Wissen die Deutschen, was Rechenzentren sind?
Das allgemeine Verständnis von Rechenzentren ist in Deutschland im Vergleich zu seinen europäischen Nachbarn hoch. 62 Prozent der Befragten wählte die korrekte Definition eines Rechenzentrums aus mehreren Optionen. Im internationalen Vergleich zeigt sich, dass die Deutschen, Niederländer und Iren hier am besten abschneiden. Besonders bemerkenswert ist jedoch die Diskrepanz zwischen Wissen und Bewusstsein: Weniger als die Hälfte der Befragten (48 %) erkannte die Rolle von Rechenzentren für digitale Dienste wie soziale Medien oder Online-Buchungssysteme. In der Altersgruppe der 16- bis 24-Jährigen liegt dieser Wert sogar nur bei 33 Prozent.

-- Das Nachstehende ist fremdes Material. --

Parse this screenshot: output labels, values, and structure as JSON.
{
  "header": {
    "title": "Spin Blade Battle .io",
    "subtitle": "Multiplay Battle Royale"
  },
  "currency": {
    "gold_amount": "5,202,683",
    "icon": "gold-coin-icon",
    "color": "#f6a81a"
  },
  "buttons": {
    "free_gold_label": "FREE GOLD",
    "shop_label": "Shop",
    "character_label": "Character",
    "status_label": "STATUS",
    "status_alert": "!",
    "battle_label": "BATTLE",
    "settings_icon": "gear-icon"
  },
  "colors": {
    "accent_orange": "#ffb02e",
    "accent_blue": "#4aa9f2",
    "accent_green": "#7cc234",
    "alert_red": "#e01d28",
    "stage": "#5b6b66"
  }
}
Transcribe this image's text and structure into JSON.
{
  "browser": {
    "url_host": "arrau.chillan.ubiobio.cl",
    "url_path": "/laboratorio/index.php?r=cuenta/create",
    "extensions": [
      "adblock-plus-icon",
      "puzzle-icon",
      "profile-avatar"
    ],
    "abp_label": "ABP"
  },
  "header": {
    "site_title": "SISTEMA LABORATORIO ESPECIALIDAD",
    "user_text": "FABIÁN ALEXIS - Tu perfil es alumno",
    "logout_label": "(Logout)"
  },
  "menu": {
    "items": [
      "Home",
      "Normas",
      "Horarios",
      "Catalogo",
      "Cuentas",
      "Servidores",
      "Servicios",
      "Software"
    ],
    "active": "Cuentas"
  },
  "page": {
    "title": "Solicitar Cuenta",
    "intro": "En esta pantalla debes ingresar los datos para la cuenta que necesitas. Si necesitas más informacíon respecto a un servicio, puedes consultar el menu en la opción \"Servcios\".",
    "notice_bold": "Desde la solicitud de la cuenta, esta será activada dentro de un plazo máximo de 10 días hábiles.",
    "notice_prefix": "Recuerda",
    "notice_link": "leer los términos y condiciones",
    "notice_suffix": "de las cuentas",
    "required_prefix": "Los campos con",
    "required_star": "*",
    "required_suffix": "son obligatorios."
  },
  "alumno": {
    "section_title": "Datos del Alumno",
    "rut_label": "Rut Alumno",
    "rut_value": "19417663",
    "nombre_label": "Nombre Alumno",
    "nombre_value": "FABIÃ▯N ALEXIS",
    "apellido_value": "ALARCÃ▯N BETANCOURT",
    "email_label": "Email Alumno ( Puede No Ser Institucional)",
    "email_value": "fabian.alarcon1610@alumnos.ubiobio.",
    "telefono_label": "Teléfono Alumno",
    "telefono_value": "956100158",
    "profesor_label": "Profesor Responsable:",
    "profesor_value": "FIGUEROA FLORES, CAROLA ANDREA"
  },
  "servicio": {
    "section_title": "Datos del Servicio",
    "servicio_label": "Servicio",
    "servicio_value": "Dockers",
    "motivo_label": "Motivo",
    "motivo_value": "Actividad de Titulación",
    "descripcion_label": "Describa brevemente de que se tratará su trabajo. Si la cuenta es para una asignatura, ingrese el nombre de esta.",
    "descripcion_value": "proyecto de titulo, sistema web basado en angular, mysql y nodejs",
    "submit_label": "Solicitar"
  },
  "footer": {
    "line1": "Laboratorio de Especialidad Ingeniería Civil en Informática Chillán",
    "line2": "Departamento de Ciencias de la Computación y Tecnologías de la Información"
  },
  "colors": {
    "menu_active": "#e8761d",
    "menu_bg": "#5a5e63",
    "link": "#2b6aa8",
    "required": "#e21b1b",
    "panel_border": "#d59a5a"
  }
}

Die Ergebnisse verdeutlichen, dass die Rechenzentrumsbranche verstärkt kommunizieren muss, wie essenziell ihre Infrastruktur für den digitalen Alltag ist. Gerade die junge Generation, die täglich auf digitale Services angewiesen ist, erkennt den direkten Zusammenhang mit Rechenzentren oft nicht.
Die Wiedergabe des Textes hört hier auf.